Forschungsstandort Deutschland
Die meisten Innovationen gibt es im Süden

Bayern, Baden-Württemberg und Hessen bieten ihren Unternehmen die besten Rahmenbedingungen für Innovation. Nordrhein-Westfalen liegt bei den Erfolgen gleichauf, doch das bevölkerungsreichste Bundesland ist weitaus schlechter für die Zukunft gerüstet. Welche Faktoren für die Innovationskraft verantwortlich sind.

BERLIN. Zu diesem Ergebnis kommt die Bertelsmann-Stiftung in einer Analyse zum deutschen Forschungsstandort, die dem Handelsblatt vorliegt. Den größten Einfluss auf den Erfolg hat danach die Ausstattung des Forschungssystems eines Bundeslandes mit Geld und Personal, gefolgt von der Forschungskraft der ansässigen Betriebe.
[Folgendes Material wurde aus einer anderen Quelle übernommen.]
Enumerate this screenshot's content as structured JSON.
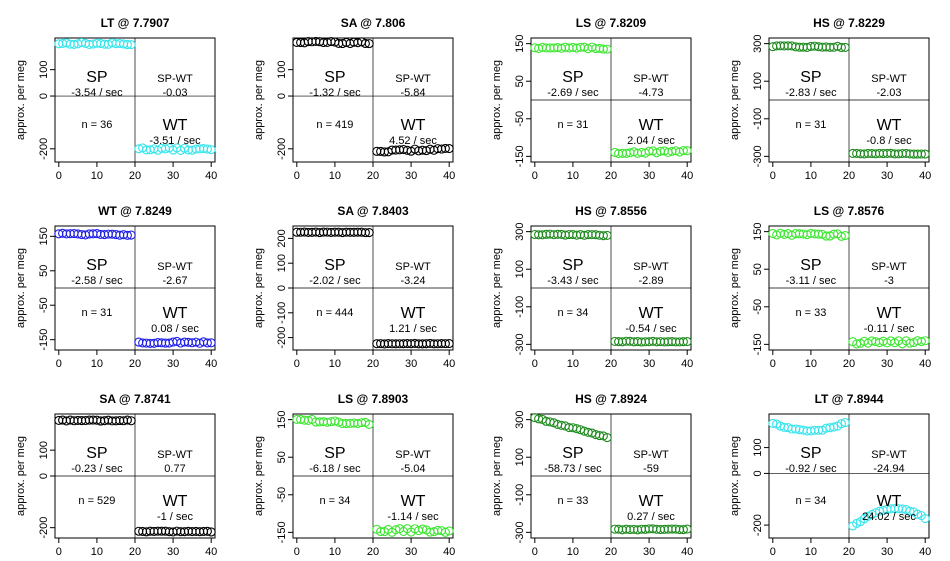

Zudem räumt die Untersuchung mit der Erwartung auf, dass die Konzentration der Forschungsförderung und der Wirtschaftsentwicklung auf wenige Ballungszentren oder Leuchttürme den größten Erfolg bringe.

Die Macher der Studie haben neben dem aktuellen Innovationserfolg, wie er sich etwa im Umsatz mit neuen Produkten oder Patentanmeldungen pro Einwohner zeigt, auch die Rahmenbedingungen für zukünftige Forschungserfolge untersucht. "Fast genauso wichtig wie Personal oder Geld sind schnelle und effiziente Verwaltungsabläufe", sagte Projektleiter Eric Thode dem Handelsblatt.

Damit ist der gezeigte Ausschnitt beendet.